The Social Security wage increase for veterans’ benefits and federal pensions is among the lowest increase in years.

According to preliminary figures, Social Security wages will increase by only 1.5 percent year-over-year. The new figure is low because of consumer prices, which have not increased by much over the last 12 months.

Adjustments for Social Security were first announced in 1975 and for the second year in a row, those adjustments failed to reach above two percent.

Government officials will not reveal the exact cost-of-living adjustment, or COLA, until the Labor Department releases final inflation figures for September. Those numbers were supposed to be revealed on Wednesday, but have been delayed because of the government shutdown.

Nearly 58 million retirees, disabled workers, spouses and children receive help from Social Security benefits. The current average payment is $1,162 per month. A 1.5 percent raise would add $17 per month to those checks. While $17 may not seem like a lot of money, it can make a big difference to someone on a fixed income.

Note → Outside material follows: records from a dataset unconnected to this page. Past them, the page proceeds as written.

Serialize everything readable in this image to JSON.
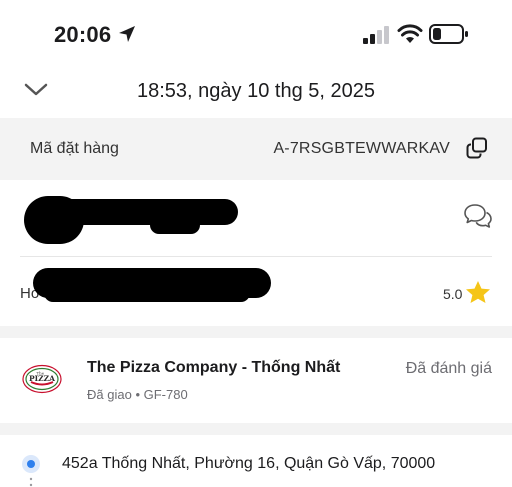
{
  "status_bar": {
    "time": "20:06",
    "icons": [
      "location-arrow-icon",
      "cellular-signal-icon",
      "wifi-icon",
      "battery-icon"
    ]
  },
  "header": {
    "title": "18:53, ngày 10 thg 5, 2025",
    "back_icon": "chevron-down-icon"
  },
  "order": {
    "label": "Mã đặt hàng",
    "code": "A-7RSGBTEWWARKAV",
    "copy_icon": "copy-icon"
  },
  "driver": {
    "vehicle_prefix": "Hơ",
    "rating": "5.0",
    "chat_icon": "chat-bubbles-icon",
    "rating_icon": "star-icon"
  },
  "restaurant": {
    "name": "The Pizza Company - Thống Nhất",
    "status": "Đã giao",
    "separator": "•",
    "code": "GF-780",
    "review_status": "Đã đánh giá",
    "logo_text": "The PIZZA"
  },
  "address": {
    "text": "452a Thống Nhất, Phường 16, Quận Gò Vấp, 70000"
  },
  "colors": {
    "background": "#ffffff",
    "section_gap": "#f3f3f3",
    "star": "#f5c518",
    "pin": "#2f80ed",
    "secondary_text": "#6d6d72"
  }
}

The cost-of-living adjustment also benefits nearly 3 million disabled veterans and 2.5 million federal retirees. Cost-of-living adjustments also affect more than 8 million Americans who receive Supplemental Security Income.

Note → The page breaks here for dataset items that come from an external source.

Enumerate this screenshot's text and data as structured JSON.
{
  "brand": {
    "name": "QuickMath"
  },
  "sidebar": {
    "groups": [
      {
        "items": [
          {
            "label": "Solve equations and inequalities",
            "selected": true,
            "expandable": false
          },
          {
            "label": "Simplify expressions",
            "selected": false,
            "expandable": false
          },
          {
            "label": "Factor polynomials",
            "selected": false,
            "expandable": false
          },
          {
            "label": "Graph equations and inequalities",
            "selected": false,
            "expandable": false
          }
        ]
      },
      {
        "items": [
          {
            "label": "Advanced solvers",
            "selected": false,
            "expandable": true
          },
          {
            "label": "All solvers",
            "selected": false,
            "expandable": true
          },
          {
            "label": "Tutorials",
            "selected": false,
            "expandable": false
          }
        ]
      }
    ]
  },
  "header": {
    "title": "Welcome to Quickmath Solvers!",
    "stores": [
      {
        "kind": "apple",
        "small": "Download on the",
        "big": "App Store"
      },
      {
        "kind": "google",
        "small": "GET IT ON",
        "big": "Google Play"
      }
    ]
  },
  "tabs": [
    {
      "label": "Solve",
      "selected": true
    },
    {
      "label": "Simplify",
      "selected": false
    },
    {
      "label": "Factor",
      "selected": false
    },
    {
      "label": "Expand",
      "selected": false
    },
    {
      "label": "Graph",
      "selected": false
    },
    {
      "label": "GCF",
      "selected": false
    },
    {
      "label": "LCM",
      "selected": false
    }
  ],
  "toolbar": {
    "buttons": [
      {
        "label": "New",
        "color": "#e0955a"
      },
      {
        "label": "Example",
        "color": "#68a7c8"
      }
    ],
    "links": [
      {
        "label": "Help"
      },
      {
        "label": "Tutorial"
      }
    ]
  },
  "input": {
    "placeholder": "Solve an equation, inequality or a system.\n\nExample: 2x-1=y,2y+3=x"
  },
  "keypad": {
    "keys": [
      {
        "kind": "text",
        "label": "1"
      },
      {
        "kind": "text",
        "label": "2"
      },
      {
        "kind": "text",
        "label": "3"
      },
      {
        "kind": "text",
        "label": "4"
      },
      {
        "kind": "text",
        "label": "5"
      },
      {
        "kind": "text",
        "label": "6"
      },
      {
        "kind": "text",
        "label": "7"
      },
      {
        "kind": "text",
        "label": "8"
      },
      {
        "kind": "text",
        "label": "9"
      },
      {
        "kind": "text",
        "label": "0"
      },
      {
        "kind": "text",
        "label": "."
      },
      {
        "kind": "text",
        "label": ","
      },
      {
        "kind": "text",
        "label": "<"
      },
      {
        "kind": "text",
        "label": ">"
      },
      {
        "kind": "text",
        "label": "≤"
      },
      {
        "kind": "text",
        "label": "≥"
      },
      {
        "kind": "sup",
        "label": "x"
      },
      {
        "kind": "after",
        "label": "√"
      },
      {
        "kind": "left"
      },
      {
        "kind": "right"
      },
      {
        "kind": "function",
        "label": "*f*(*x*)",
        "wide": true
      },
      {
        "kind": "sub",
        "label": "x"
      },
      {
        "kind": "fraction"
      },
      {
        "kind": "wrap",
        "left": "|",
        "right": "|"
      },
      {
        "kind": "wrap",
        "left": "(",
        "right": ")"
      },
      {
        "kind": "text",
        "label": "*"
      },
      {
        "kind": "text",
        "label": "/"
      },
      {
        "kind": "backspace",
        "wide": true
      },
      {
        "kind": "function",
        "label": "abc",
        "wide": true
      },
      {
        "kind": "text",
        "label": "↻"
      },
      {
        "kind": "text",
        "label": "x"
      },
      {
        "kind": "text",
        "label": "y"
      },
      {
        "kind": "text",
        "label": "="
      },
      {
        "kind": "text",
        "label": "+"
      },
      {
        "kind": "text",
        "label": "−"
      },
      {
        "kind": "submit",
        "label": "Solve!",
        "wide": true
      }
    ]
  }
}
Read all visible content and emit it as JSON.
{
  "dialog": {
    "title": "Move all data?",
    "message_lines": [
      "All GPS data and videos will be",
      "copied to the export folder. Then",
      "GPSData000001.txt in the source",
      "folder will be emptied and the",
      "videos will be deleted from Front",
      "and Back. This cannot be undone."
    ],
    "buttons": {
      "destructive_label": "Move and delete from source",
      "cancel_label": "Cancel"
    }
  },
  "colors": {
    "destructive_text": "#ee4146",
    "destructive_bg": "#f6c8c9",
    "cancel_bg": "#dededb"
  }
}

The COLA report is usually revealed in October so Social Security workers have time to adjust payments for January of the following year.

The low 1.5 percent increase in Social Security wages is likely to anger many people who receive that income. Seniors have long complained that Social Security payments have failed to keep up with actual inflationary prices.

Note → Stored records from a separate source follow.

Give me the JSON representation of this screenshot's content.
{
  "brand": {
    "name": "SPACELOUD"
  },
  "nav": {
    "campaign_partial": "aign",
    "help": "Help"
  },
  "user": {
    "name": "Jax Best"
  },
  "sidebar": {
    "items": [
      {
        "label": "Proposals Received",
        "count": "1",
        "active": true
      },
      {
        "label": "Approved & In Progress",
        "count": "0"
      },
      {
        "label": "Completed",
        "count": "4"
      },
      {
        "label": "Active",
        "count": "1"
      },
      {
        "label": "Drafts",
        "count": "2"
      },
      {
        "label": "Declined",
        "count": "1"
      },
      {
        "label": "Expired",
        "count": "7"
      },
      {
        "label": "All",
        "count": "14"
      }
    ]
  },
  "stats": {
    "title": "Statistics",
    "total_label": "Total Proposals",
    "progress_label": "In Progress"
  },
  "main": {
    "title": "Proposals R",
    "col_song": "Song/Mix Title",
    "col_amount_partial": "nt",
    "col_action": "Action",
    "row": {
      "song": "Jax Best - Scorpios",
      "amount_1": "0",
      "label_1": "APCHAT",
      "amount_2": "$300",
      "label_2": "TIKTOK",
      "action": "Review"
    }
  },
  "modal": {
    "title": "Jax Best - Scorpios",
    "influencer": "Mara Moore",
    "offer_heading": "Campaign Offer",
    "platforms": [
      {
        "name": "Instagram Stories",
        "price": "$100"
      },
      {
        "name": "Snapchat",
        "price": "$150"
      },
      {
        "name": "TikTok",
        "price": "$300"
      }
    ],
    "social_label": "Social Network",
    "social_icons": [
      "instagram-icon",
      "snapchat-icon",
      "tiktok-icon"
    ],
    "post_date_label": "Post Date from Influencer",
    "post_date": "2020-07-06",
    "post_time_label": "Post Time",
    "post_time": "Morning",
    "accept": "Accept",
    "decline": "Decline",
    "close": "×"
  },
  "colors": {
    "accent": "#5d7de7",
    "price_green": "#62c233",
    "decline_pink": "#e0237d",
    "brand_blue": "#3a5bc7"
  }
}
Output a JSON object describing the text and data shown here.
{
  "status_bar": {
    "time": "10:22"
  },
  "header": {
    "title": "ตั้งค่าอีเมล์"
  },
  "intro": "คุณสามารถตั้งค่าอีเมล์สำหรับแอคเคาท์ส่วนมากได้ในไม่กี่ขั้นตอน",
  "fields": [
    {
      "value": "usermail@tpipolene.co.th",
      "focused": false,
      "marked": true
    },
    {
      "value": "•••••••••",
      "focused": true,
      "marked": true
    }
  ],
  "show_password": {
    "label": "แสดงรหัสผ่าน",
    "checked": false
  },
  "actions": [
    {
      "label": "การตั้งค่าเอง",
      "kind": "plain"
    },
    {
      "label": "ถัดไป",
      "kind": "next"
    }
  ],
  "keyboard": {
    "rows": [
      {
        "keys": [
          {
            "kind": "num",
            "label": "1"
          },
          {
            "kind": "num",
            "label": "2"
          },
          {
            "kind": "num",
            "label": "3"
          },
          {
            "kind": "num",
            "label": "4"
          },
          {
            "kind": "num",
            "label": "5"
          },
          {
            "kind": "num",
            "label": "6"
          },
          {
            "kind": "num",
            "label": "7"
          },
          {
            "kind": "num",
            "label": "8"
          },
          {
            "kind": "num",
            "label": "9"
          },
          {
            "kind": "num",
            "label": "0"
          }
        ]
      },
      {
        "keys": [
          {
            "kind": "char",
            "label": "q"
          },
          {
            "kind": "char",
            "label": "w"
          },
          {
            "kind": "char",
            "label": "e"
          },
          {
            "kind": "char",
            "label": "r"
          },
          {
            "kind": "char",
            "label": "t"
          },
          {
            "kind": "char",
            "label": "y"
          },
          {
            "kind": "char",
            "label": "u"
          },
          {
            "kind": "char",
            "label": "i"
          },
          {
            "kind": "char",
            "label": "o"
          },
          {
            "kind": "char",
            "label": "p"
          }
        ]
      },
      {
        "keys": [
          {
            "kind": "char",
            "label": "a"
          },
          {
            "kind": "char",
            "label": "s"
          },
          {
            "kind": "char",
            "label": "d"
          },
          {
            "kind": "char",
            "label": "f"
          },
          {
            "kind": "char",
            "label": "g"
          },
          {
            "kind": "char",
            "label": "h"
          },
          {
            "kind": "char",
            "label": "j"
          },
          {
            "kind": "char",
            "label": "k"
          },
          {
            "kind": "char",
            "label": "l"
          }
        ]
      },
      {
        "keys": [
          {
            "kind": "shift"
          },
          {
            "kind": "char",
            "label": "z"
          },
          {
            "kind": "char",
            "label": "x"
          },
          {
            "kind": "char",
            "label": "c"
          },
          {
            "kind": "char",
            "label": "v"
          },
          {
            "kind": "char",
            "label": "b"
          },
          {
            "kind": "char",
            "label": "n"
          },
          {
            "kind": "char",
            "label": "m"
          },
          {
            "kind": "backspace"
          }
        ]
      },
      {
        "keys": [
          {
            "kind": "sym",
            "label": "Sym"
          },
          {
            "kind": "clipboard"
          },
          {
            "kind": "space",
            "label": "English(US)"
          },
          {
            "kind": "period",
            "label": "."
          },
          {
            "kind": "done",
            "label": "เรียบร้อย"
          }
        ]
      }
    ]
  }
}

Taking into account all Social Security wage increases since 1975, the average annual increase is 4.1 percent. An increase of 2 percent or less has only occurred six times, including a 2013 increase of just 1.7 percent. In 2010 and 2011, there was no increase because inflation was too low.

The cost-of-living adjustment is based on the Consumer Price Index for Urban Wage Earners and Clerical Workers. That index measures consumer prices, including changes for food, housing, clothing, transportation, energy, medical care, recreation and education.

Do you think Social Security wage increases are too low based on the actual cost of living these days?